Poppe wieder! Diesmal widmet sich unser Autor Thomas Poppe dem Mega-Event Europameisterschaft 2016 und wirft ein Auge auf die unzähligen Eventfans, die alle zwei Jahre zu WM und EM aus ihren Löchern kriechen. Jene Leute, für die der Fußball eigentlich nur Nebensache ist. Jene Leute, die einfach nur abfeiern wollen.


Nach unendlich langen zwei Wochen rollt das runde Leder wieder und plötzlich geht es alle etwas an. Omi kauft extra bei REWE, dass der Enkel die fehlenden Karten von Ginter, Reus und Bellarabi noch bekommt, Mutti hat für die Grillparty mal ganz pfiffig Lampions in Nationalfarben gekauft und Papi hat dieses Mal sogar die Autofähnchen von der WM gerettet, statt schon wieder zwei Euro im 1-Euro-Shop liegen zu lassen. Vielen „echten Fans“ sind „diese Leute“ ein Dorn im Auge und ich muss gestehen, mir gingen sie auch lange auf den Sack.

Heute bin ich mit ihnen, den Event-Fans, im Reinen. Football is for you and me, EM sogar für he and she! Klar ist das irgendwie befremdlich, wenn sie plötzlich alle aus ihren Löchern kommen. Die, die sonst genervt sind, weil man am Samstagmittag nicht mit ins Schwimmbad geht, weil man lieber Bundesliga schaut. Die, die sonst nicht verstehen können, warum man emotionaler auf ein Pokalspiel reagiert, als auf eine Romanverfilmung von Nicholas Sparks. Die, die Fußball nur wegen Skandalen und den Modeblogs ihrer Frauen kennen. Und warum? Weil ihnen zwei Monate davor von allen Seiten eingeredet wird, dass die EM der heiße Shit ist. Ein Event bei dem man Spaß haben kann, dass eine ganze Nation cool findet und verfolgt.

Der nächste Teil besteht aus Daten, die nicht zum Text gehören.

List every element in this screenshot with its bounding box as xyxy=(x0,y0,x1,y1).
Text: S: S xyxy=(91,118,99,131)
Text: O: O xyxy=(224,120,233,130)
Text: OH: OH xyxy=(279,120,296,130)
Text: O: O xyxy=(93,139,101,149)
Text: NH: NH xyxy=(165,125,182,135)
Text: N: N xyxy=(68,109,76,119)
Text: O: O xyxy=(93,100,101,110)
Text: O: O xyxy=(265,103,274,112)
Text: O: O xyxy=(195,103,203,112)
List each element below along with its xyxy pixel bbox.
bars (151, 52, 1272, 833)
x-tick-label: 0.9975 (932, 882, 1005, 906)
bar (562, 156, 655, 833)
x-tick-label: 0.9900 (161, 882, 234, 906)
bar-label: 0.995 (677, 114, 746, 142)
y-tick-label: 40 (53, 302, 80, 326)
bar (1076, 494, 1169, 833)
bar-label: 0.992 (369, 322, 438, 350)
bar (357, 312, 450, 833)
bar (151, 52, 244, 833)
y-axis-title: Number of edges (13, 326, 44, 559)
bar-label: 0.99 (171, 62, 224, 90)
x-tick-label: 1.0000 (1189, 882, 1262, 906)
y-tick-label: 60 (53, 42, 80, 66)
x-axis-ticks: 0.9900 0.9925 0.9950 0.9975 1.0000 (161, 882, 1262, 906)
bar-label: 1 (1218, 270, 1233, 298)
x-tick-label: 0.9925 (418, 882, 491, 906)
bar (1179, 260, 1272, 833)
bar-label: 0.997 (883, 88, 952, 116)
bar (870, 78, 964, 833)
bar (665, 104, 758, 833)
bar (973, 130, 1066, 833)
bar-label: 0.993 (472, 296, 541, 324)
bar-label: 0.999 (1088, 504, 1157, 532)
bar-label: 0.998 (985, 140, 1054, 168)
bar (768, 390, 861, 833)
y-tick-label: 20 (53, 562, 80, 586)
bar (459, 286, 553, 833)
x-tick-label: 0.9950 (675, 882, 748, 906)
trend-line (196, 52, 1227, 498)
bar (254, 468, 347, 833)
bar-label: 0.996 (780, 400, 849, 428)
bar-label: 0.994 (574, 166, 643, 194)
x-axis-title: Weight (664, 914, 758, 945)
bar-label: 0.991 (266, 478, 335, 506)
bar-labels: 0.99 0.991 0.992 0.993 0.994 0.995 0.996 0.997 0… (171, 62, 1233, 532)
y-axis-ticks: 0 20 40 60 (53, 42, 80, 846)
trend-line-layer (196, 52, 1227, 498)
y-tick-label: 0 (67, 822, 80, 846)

Und wer am nächsten Tag im Büro oder Pausenhof nichts dazu sagen kann, hat verloren. Wie Dschungelcamp, nur eben alle zwei Jahre.

Natürlich bleibt es für uns, die wir uns den Quatsch das ganze Jahr antun, ein Unding. Da stehen sie beim Public Viewing mit ihren Vuvuzelas, einem Hawaii-Halsband in schwarz-rot-gold und dem Hummels-Trikot für 89,95€ und jubeln noch eine Minute über ein Tor, bei dem wir zwei Pässe vor dem Abschluss schon „Scheiße, Abseits“ gebrummelt hatten. Und dann feiern sie Vorrunden-Siege gegen den 112. der FIFA-Rangliste, als hätte man gerade den IS, Krebs und Brasilien in 90 Minuten besiegt um bei Niederlagen mit einem Schulterzucken nach einer Partyalternative zu suchen, während „wir“ uns zwei Tage zu irgendwas von Naidoo in den Schlaf heulen müssen.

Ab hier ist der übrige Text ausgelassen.